阿部の語る事がらの内容は常に「貧困」であり、そうした性質の言語を背負わされた登場人物たちは、何とか「貧困」から脱しようと力み返って言葉を重ね、それでも厚みを湛える現実的な内容=対象に到達できずに苛立って罵詈雑言を撒き散らしつつ、誰もが前の「先生」のような現実=対象から離れた妄想にのめり込み、ついには言語の「貧困」を実際の行動における「充実」で補おうとするがごとく、彼の妄想の正確な延長線上で、果敢に「暴力」的な行為を勃発させてはその都度痛い目にあうというわけだ。(石川忠司『現代小説のレッスン』)
そして、阿部特有の言葉は日本語の「ペラさ」に由来する。
中国語の文字=漢字は完全な表意文字であるがゆえ、ここで言葉はそのまま即物的に、かつ重厚に現実の対象を指し示す。ところが日本語の場合は、中国から漢字を取り入れはしたが、(略)その文字の語感をついに体得しえず、表面的な訳、一応の意味の理解にとどまり、漢字を日本語の場合にあてはめるという表音的な使用の性格が強い。このため、漢字を使っても漢字が本来持っている濃密な意味合い、『太陽』なら『太陽』、『山』なら『山』という濃密な意味合いが弱体化する。この弱体化を補うものとして、日本語には、たとえば助詞とか助動詞とか、あるいは活用形と言われているような、話す本人が自分の判断や感情を表わすことばというものを持っていて、これが非常に発達している。(加地伸行『現代中国語』)
つまり、
日本語は圧倒的に「ペラい」(松本潤一郎)のであって、この「ペラさ」を克服し突き破り、具体的な対象に到達せんがため、われわれは助詞やら助動詞やらをさかんに活用して、さらにペラい言葉をトートロジカルに重ねざるを得ず(中略)阿部特有の言葉の「貧困さ」、文体の無駄に「力み」返ったあの感じは、まさに日本語のペラい性質それ自体に由来するものである。(中略)阿部和重は、日本語の本質およびそんな言語に取り憑かれた「日本」というシステムを体現してしまった小説家として現れる。(『現代小説のレッスン』)
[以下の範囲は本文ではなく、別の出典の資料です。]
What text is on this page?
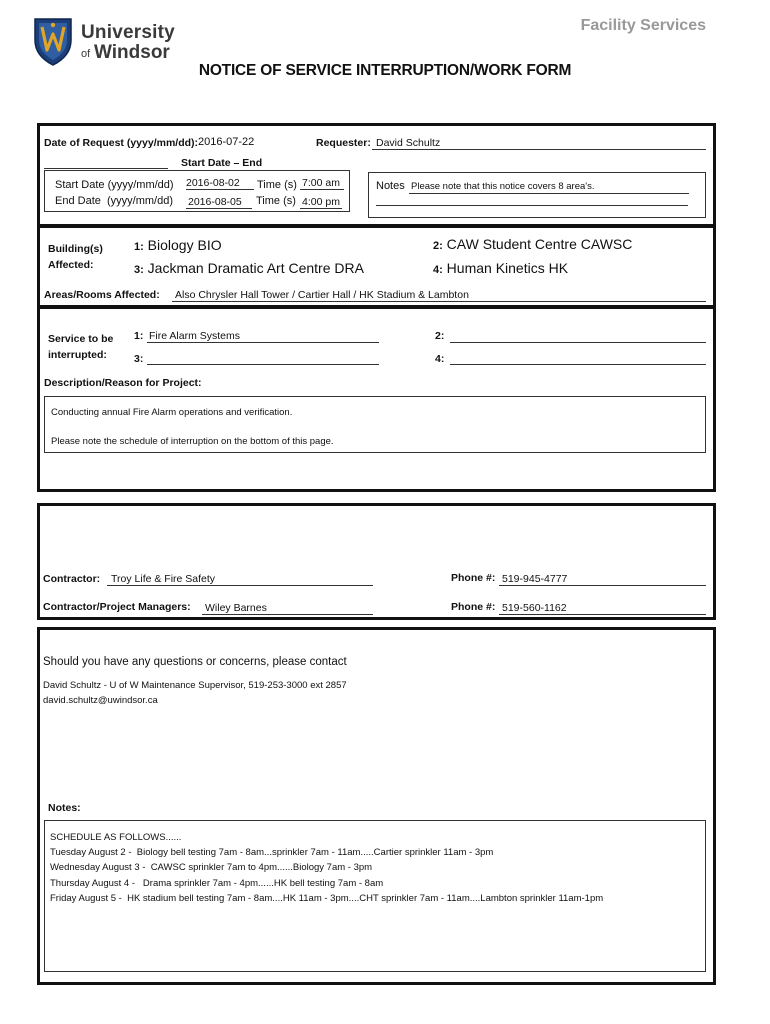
University
of Windsor
Facility Services
NOTICE OF SERVICE INTERRUPTION/WORK FORM
Date of Request (yyyy/mm/dd): 2016-07-22	Requester: David Schultz
Start Date – End
Start Date (yyyy/mm/dd) 2016-08-02	Time (s) 7:00 am
End Date  (yyyy/mm/dd) 2016-08-05	Time (s) 4:00 pm
Notes Please note that this notice covers 8 area's.
Building(s)
Affected:
1: Biology BIO	2: CAW Student Centre CAWSC
3: Jackman Dramatic Art Centre DRA	4: Human Kinetics HK
Areas/Rooms Affected: Also Chrysler Hall Tower / Cartier Hall / HK Stadium & Lambton
Service to be
interrupted:
1: Fire Alarm Systems	2:
3:	4:
Description/Reason for Project:
Conducting annual Fire Alarm operations and verification.
Please note the schedule of interruption on the bottom of this page.
Contractor:	Troy Life & Fire Safety	Phone #: 519-945-4777
Contractor/Project Managers: Wiley Barnes	Phone #: 519-560-1162
Should you have any questions or concerns, please contact
David Schultz - U of W Maintenance Supervisor, 519-253-3000 ext 2857
david.schultz@uwindsor.ca
Notes:
SCHEDULE AS FOLLOWS......
Tuesday August 2 -  Biology bell testing 7am - 8am...sprinkler 7am - 11am.....Cartier sprinkler 11am - 3pm
Wednesday August 3 -  CAWSC sprinkler 7am to 4pm......Biology 7am - 3pm
Thursday August 4 -   Drama sprinkler 7am - 4pm......HK bell testing 7am - 8am
Friday August 5 -  HK stadium bell testing 7am - 8am....HK 11am - 3pm....CHT sprinkler 7am - 11am....Lambton sprinkler 11am-1pm
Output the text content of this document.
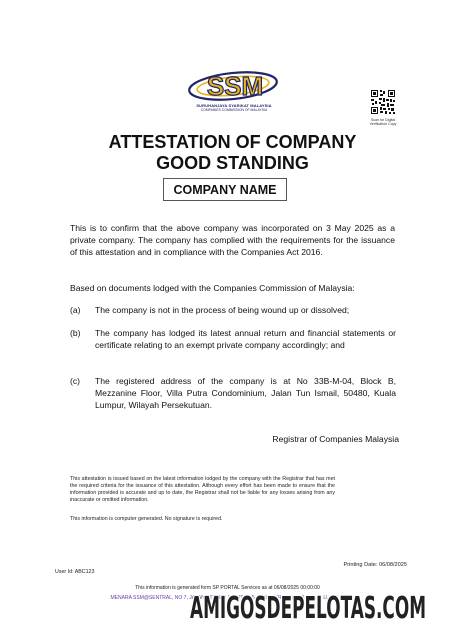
SSM
SURUHANJAYA SYARIKAT MALAYSIA
COMPANIES COMMISSION OF MALAYSIA
Scan for Digital
Verification Copy
ATTESTATION OF COMPANY
GOOD STANDING
COMPANY NAME
This is to confirm that the above company was incorporated on 3 May 2025 as a private company. The company has complied with the requirements for the issuance of this attestation and in compliance with the Companies Act 2016.
Based on documents lodged with the Companies Commission of Malaysia:
(a) The company is not in the process of being wound up or dissolved;
(b) The company has lodged its latest annual return and financial statements or certificate relating to an exempt private company accordingly; and
(c) The registered address of the company is at No 33B-M-04, Block B, Mezzanine Floor, Villa Putra Condominium, Jalan Tun Ismail, 50480, Kuala Lumpur, Wilayah Persekutuan.
Registrar of Companies Malaysia
This attestation is issued based on the latest information lodged by the company with the Registrar that has met the required criteria for the issuance of this attestation. Although every effort has been made to ensure that the information provided is accurate and up to date, the Registrar shall not be liable for any losses arising from any inaccurate or omitted information.
This information is computer generated. No signature is required.
Printing Date: 06/08/2025
User Id: ABC123
This information is generated form SP PORTAL Services as at 06/08/2025 00:00:00
MENARA SSM@SENTRAL, NO 7, JALAN STESEN SENTRAL 5, KL SENTRAL, 50623 KUALA LUMPUR
AMIGOSDEPELOTAS.COM
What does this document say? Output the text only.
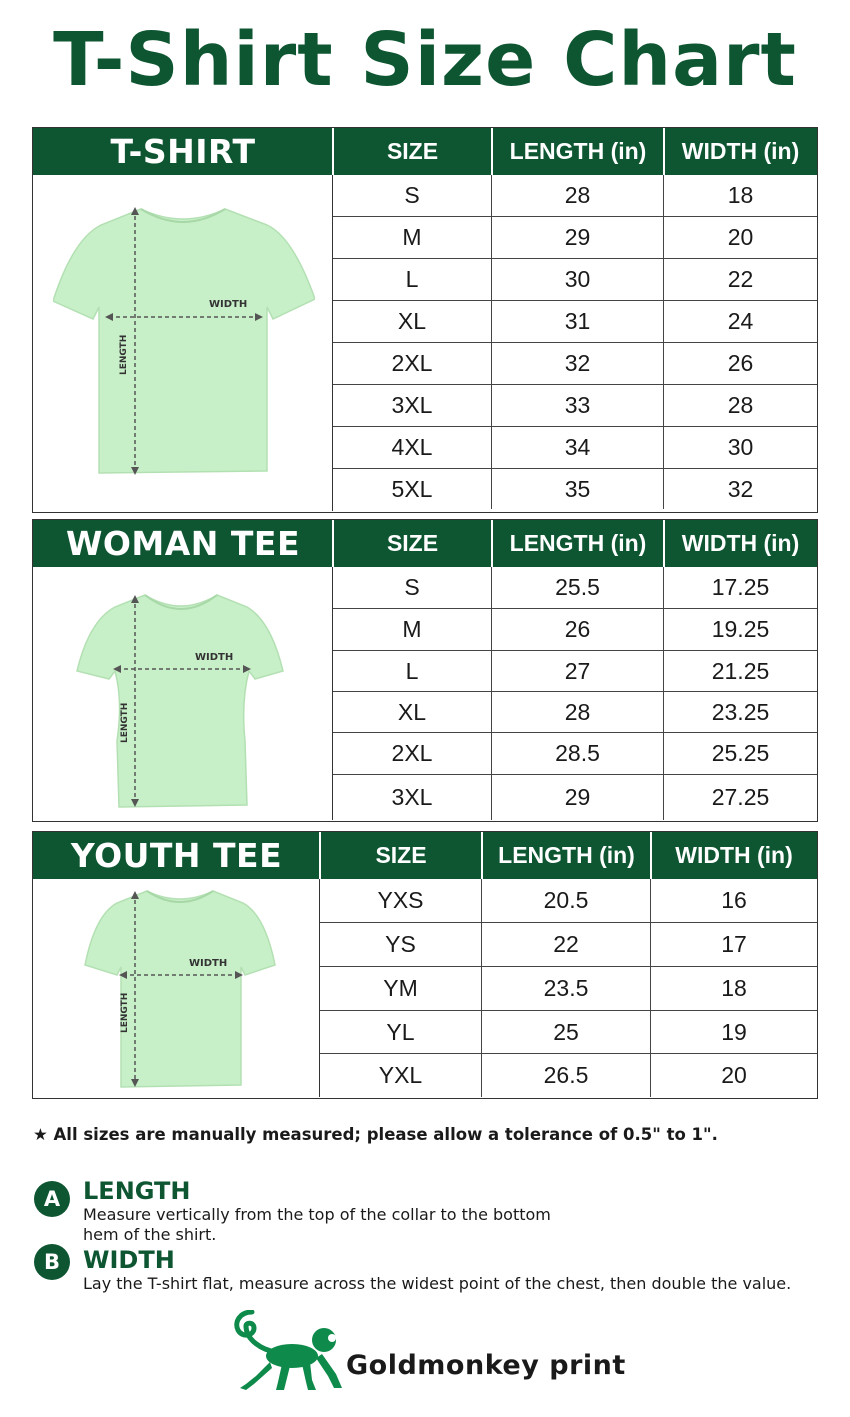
T-Shirt Size Chart
T-SHIRT	SIZE	LENGTH (in) WIDTH (in)
WIDTH
LENGTH
S	28	18
M	29	20
L	30	22
XL	31	24
2XL	32	26
3XL	33	28
4XL	34	30
5XL	35	32
WOMAN TEE	SIZE	LENGTH (in) WIDTH (in)
WIDTH
LENGTH
S	25.5	17.25
M	26	19.25
L	27	21.25
XL	28	23.25
2XL	28.5	25.25
3XL	29	27.25
YOUTH TEE	SIZE	LENGTH (in) WIDTH (in)
WIDTH
LENGTH
YXS	20.5	16
YS	22	17
YM	23.5	18
YL	25	19
YXL	26.5	20
★ All sizes are manually measured; please allow a tolerance of 0.5" to 1".
A LENGTH
Measure vertically from the top of the collar to the bottom
hem of the shirt.
B WIDTH
Lay the T-shirt flat, measure across the widest point of the chest, then double the value.
Goldmonkey print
阿部和重の文体は、「日本」というシステムにまで繋がっている。そして先に挙げたジュブナイルポルノの、「やれ。やっちまえ。やっちまえばいいんだ。そうすりゃ全部解決する。父さんはもう知らん。やってやってやりまくれ。」や、「いもーとはね、かみさまなんだよっ? だからね、もしあなたがおにーちゃんなら、いもーとをたっっっくさん、かわいがってあげないとダメなんだからね!」のような、阿部和重に近しいと思われる「(言葉の)貧困さ」は、自然主義的リアリズムを逸脱していて「文学的」ではないかに見える一方、むしろ「日本」というシステムを体現している可能性がある。
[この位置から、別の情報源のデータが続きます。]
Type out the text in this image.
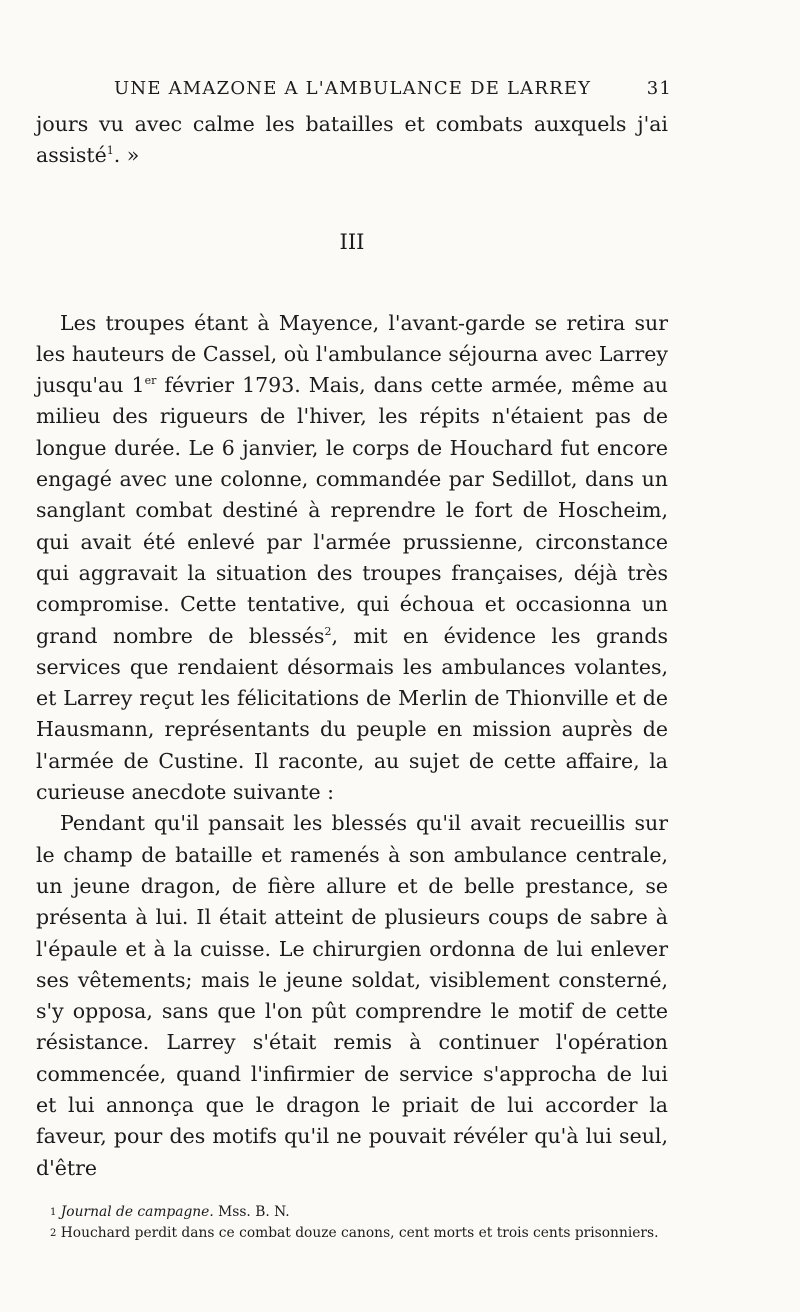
UNE AMAZONE A L'AMBULANCE DE LARREY	31

jours vu avec calme les batailles et combats auxquels j'ai assisté$^1$. »

III

Les troupes étant à Mayence, l'avant-garde se retira sur les hauteurs de Cassel, où l'ambulance séjourna avec Larrey jusqu'au 1er février 1793. Mais, dans cette armée, même au milieu des rigueurs de l'hiver, les répits n'étaient pas de longue durée. Le 6 janvier, le corps de Houchard fut encore engagé avec une colonne, commandée par Sedillot, dans un sanglant combat destiné à reprendre le fort de Hoscheim, qui avait été enlevé par l'armée prussienne, circonstance qui aggravait la situation des troupes françaises, déjà très compromise. Cette tentative, qui échoua et occasionna un grand nombre de blessés$^2$, mit en évidence les grands services que rendaient désormais les ambulances volantes, et Larrey reçut les félicitations de Merlin de Thionville et de Hausmann, représentants du peuple en mission auprès de l'armée de Custine. Il raconte, au sujet de cette affaire, la curieuse anecdote suivante :

Pendant qu'il pansait les blessés qu'il avait recueillis sur le champ de bataille et ramenés à son ambulance centrale, un jeune dragon, de fière allure et de belle prestance, se présenta à lui. Il était atteint de plusieurs coups de sabre à l'épaule et à la cuisse. Le chirurgien ordonna de lui enlever ses vêtements; mais le jeune soldat, visiblement consterné, s'y opposa, sans que l'on pût comprendre le motif de cette résistance. Larrey s'était remis à continuer l'opération commencée, quand l'infirmier de service s'approcha de lui et lui annonça que le dragon le priait de lui accorder la faveur, pour des motifs qu'il ne pouvait révéler qu'à lui seul, d'être

$^1$ Journal de campagne. Mss. B. N.
$^2$ Houchard perdit dans ce combat douze canons, cent morts et trois cents prisonniers.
また、これらのジュブナイルポルノは、阿部和重『シンセミア』(山形県東根市神町を舞台に、欲望に忠実な人間たちが、政治的陰謀、盗撮、幼女愛、ドラッグに明け暮れ、街を襲った殺人事件と浸水被害をきっかけにカタストロフィに向かっていく群像ミステリ)のような神話的空間を発生させるのかもしれない(兄妹の結婚を祝福する奥嶺淵村、「いもーと教」が法律を改正する力を持っている世界など)。これは中上健次の紀州サーガ(和歌山県新宮市の「路地」(被差別部落)で展開される地と血が織りなす人間関係を描く小説の数々。父殺しの問題、差別の問題など、天皇制にも関わる問題意識が含まれている。)が、サブカルチャーが隆盛している現代において如何に描かれるか(神話的世界をどのような設定で、どのような文体で構築するか)という問題にも繋がっているように思う(妹が、ロリコンに通じる面もある。『シンセミア』にはロリコンの登場人物が描かれ、『※妹だけど神様だからえっちしてもいいんだよっ?』では妹の身体的幼さ(ロリ的なもの)が強調されている。これは重要な符号ではないだろうか。)
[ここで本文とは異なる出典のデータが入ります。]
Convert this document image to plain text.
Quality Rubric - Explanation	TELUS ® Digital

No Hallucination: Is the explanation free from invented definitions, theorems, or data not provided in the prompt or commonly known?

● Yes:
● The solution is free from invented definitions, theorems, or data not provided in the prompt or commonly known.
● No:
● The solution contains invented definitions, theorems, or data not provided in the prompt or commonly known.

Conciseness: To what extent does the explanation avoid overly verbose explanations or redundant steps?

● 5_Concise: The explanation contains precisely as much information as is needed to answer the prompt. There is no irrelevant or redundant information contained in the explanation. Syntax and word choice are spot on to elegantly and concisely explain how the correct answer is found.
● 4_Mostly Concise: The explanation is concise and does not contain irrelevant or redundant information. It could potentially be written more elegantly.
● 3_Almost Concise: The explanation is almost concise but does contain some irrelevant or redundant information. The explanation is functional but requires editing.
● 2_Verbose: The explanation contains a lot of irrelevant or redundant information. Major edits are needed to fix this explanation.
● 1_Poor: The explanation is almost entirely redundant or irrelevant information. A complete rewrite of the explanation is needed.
ジュブナイルポルノの「妹」について書いた作品の中には、妹を媒介として神話的空間を開く可能性を開くものがある。それは、近親相姦を扱う手つきの荒唐無稽さ(妹と結婚して子作りし、周囲が祝福してくれることや、「いもーと教」が教団を作り、妹が神様であることなど)に賭けられている。性的な描写を含むがゆえに、自然主義的リアリズムを逸脱しやすく(「エロがあるからこんな展開でも別に良いかな?」という感覚)、そこに妹という禁忌(近親相姦のタブー、ロリコンという問題)が差し込まれることによって、それでしか書けない何かが生じるのである。文体の面においても、日本語の「ペラさ」を引き受けており、日本という空間を再考することに繋がるかもしれない(これは「妹」について書いたものに限らず、もっと広くジュブナイルポルノの分析に適用できるであろう。ライトノベルにも適用できるかもしれないが、ジュブナイルポルノは「抜き」目的の購入を考えたとき、「文学的」(どうも世間的にいう「文学的」とは、村上春樹のようなエモーショナルさを指しているのではないだろうか?)に書こうという誘惑がより少ないと思っている。渡航『やはり俺の青春ラブコメは間違っている』が巻を追うごとに「文学的」なものに接近していったように、ライトノベルはしばしばそのような誘惑に屈しているように見える。善し悪しを言うわけではないのだが、表現の可能性を自ら狭めているのではないか?)それは、資本主義リアリズムに覆われた時代に僅かに残された、革命の種であるかもしれないのだ。